Authorial Context: Lawrence Hill

Lawrence Hill was born in Ontario, Canada, in 1957 to Daniel G. and Donna Mae Hill. His parents immigrated from Washington, DC, to Canada, where his father Daniel pursued a degree in sociology. Daniel and Donna were both social justice activists. Donna had begun to support human rights efforts in the United States around the time that she met Daniel, and Daniel, who also had a passion for human rights and social justice endeavors, became the director of the Ontario Human Rights Commission. Over the course of their marriage, Daniel and Donna continued to devote themselves to social and racial equality. Together they founded The Ontario Black History Society.

Hill was deeply influenced by his parents’ social justice activism. After earning a degree in economics from Quebec City’s Laval University, Hill began working as a journalist.

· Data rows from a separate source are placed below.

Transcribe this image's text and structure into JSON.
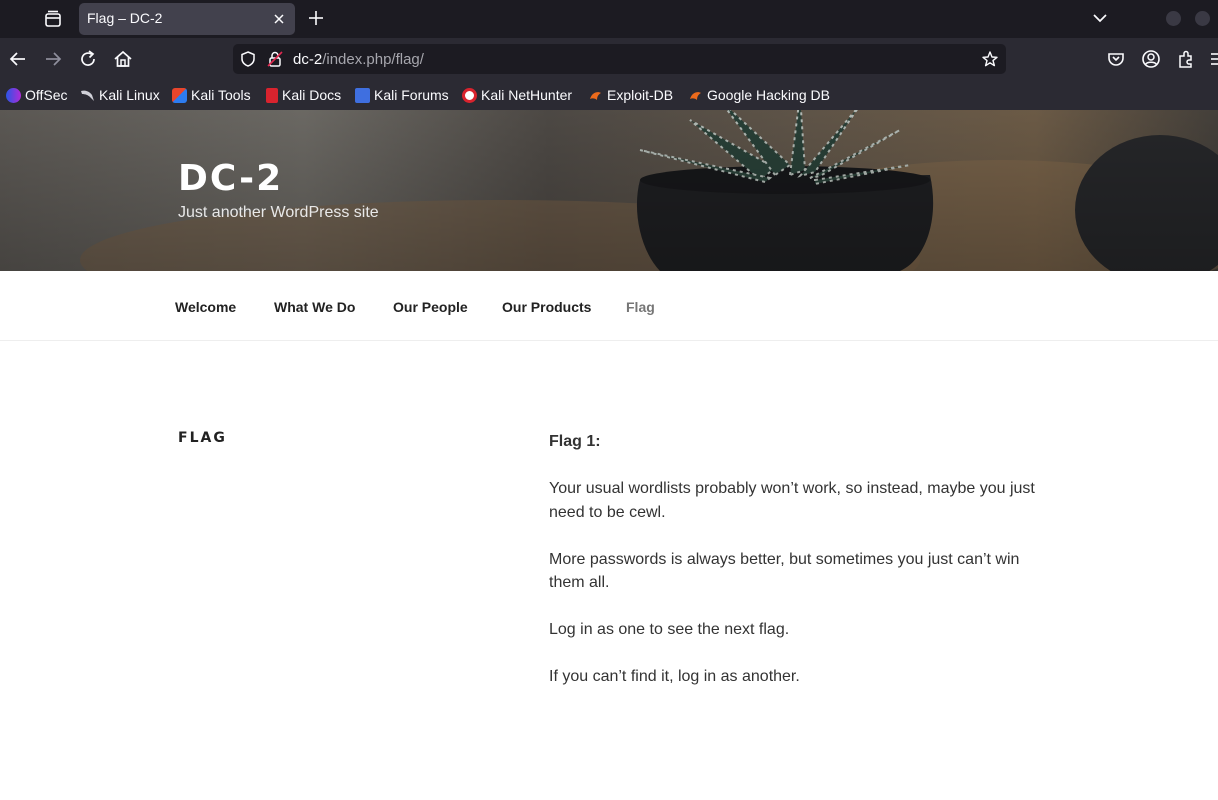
{
  "browser": {
    "tab": {
      "title": "Flag – DC-2"
    },
    "url": {
      "host": "dc-2",
      "path": "/index.php/flag/"
    },
    "bookmarks": [
      {
        "label": "OffSec",
        "icon": "offsec-icon"
      },
      {
        "label": "Kali Linux",
        "icon": "kali-dragon-icon"
      },
      {
        "label": "Kali Tools",
        "icon": "kali-tools-icon"
      },
      {
        "label": "Kali Docs",
        "icon": "kali-docs-icon"
      },
      {
        "label": "Kali Forums",
        "icon": "kali-forums-icon"
      },
      {
        "label": "Kali NetHunter",
        "icon": "nethunter-icon"
      },
      {
        "label": "Exploit-DB",
        "icon": "exploit-db-icon"
      },
      {
        "label": "Google Hacking DB",
        "icon": "ghdb-icon"
      }
    ]
  },
  "site": {
    "title": "DC-2",
    "description": "Just another WordPress site",
    "menu": [
      {
        "label": "Welcome"
      },
      {
        "label": "What We Do"
      },
      {
        "label": "Our People"
      },
      {
        "label": "Our Products"
      },
      {
        "label": "Flag"
      }
    ]
  },
  "page": {
    "title": "FLAG",
    "paragraphs": [
      "Flag 1:",
      "Your usual wordlists probably won’t work, so instead, maybe you just need to be cewl.",
      "More passwords is always better, but sometimes you just can’t win them all.",
      "Log in as one to see the next flag.",
      "If you can’t find it, log in as another."
    ]
  },
  "colors": {
    "chrome_dark": "#1c1b22",
    "chrome": "#2b2a33",
    "active_tab": "#42414d",
    "text_light": "#fbfbfe"
  }
}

As a reporter for The Globe and Mail and The Winnipeg Free Press, he covered social, economic, and labor issues, and these interests translated to his later works of fiction and nonfiction.

Hill is most known for his novel The Book of Negroes, originally published by HarperCollins in 2007. Due to the book’s controversial title, it was released as Someone Knows My Name in the United States, Australia, and elsewhere. The Book of Negroes traces the story of Aminata Diallo, a young African woman who is kidnapped by slave traders from her home in Niger. Set in 1783, the novel explores themes common to all of Hill’s work, including those of subjugation, autonomy, and belonging. This novel, as well as Hill’s other bestselling works—Some Great Thing, Any Known Blood, and The Illegal—have established Hill as a critical voice of his age. Like his parents, Hill has used his art and platform to expose the horrors of America’s and Canada’s histories and to create space for Black identities in the contemporary era.

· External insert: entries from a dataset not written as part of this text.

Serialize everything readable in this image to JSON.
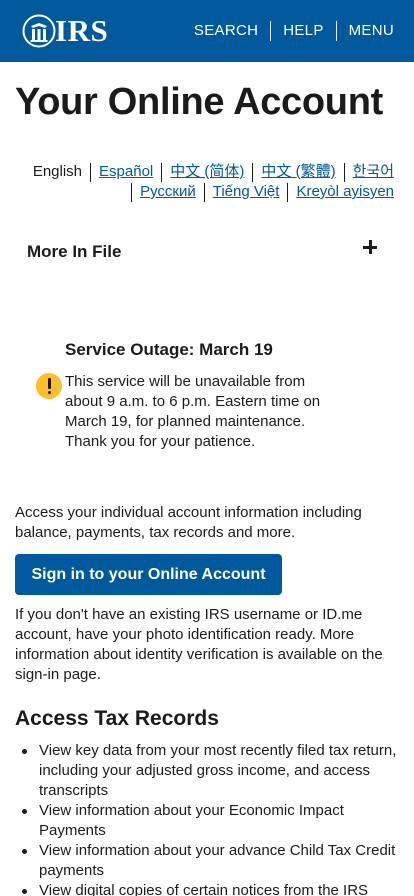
{
  "header": {
    "logo_text": "IRS",
    "logo_icon": "irs-eagle-logo",
    "nav": [
      "SEARCH",
      "HELP",
      "MENU"
    ],
    "brand_color": "#00599c"
  },
  "page": {
    "title": "Your Online Account"
  },
  "languages": {
    "current": "English",
    "row1_links": [
      "Español",
      "中文 (简体)",
      "中文 (繁體)",
      "한국어"
    ],
    "row2_links": [
      "Русский",
      "Tiếng Việt",
      "Kreyòl ayisyen"
    ]
  },
  "accordion": {
    "title": "More In File",
    "icon": "plus-icon"
  },
  "alert": {
    "icon": "exclamation-icon",
    "icon_color": "#ffbe2e",
    "heading": "Service Outage: March 19",
    "body": "This service will be unavailable from about 9 a.m. to 6 p.m. Eastern time on March 19, for planned maintenance. Thank you for your patience."
  },
  "intro": "Access your individual account information including balance, payments, tax records and more.",
  "signin_button": "Sign in to your Online Account",
  "help_text": "If you don't have an existing IRS username or ID.me account, have your photo identification ready. More information about identity verification is available on the sign-in page.",
  "tax_records": {
    "heading": "Access Tax Records",
    "items": [
      "View key data from your most recently filed tax return, including your adjusted gross income, and access transcripts",
      "View information about your Economic Impact Payments",
      "View information about your advance Child Tax Credit payments",
      "View digital copies of certain notices from the IRS"
    ]
  }
}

Socio-Historical Context: Racial Justice in the 1970s

In the context of both American and Canadian cultures, race relations remained charged throughout the 1970s. In spite of the social justice and civil rights movements of the 1960s, white American and Canadian citizens continued to discriminate against Black citizens of both nations. Desegregation of public schools, for example, was not enforced in the US until 1964, while it was not enforced in most of Canada until 1965. Segregation ended for good in the last Canadian school in Nova Scotia in 1983. The pursuit of racial equality, therefore, continued on into and throughout the 1970s.

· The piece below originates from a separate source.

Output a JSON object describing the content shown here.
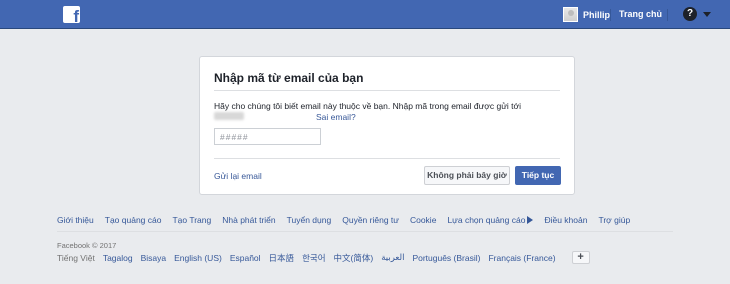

Although published in 2000, Hill’s short story “So What Are You, Anyway?” is set in 1970. Throughout the opening pages of the story, the author initially obscures the narrative’s social and historical context. Carole appears as if she could be any little girl, from any given country, with any given parents, living in any given era. This is no mistake on the part of the author. Hill intentionally conceals the short story’s historical and temporal context because the third person narrator’s lens is limited to Carole’s point of view. Carole is “only a child,” so she has a limited understanding of the social, political, and racial conflicts that define the moment in which she lives (Paragraph 37). It is therefore not until the short story’s penultimate page that the reader learns that the story is set in the year 1970. This information is filtered onto the page by way of another passenger, who exclaims at the Norton couple’s insensitivity, brashness, and gaul because of how they are treating Carole, a biracial child.

Over the course of the short story, Hill gradually exposes his protagonist to the concept of race and racism in order to form a commentary on the socio-historical context of Carole’s narrative. In this way, Carole reflects Hill’s protagonist Aminata from The Book of Negroes. In an interview, he says Aminata is not “too terribly troubled about her identity” though “sometimes other people around her challenge her identity” (Sagawa, Jessie. “Projecting History Honestly: An Interview with Lawrence Hill.” University of New Brunswick). This can be seen in Carole’s experience as well, as her identity is ultimately shaped for her not only by the travelers on the plane, but by the era in which she lives. Although these dynamics are beyond her control, Carole’s sense of self is predetermined by the socio-political tensions and turmoils of the 1970s era.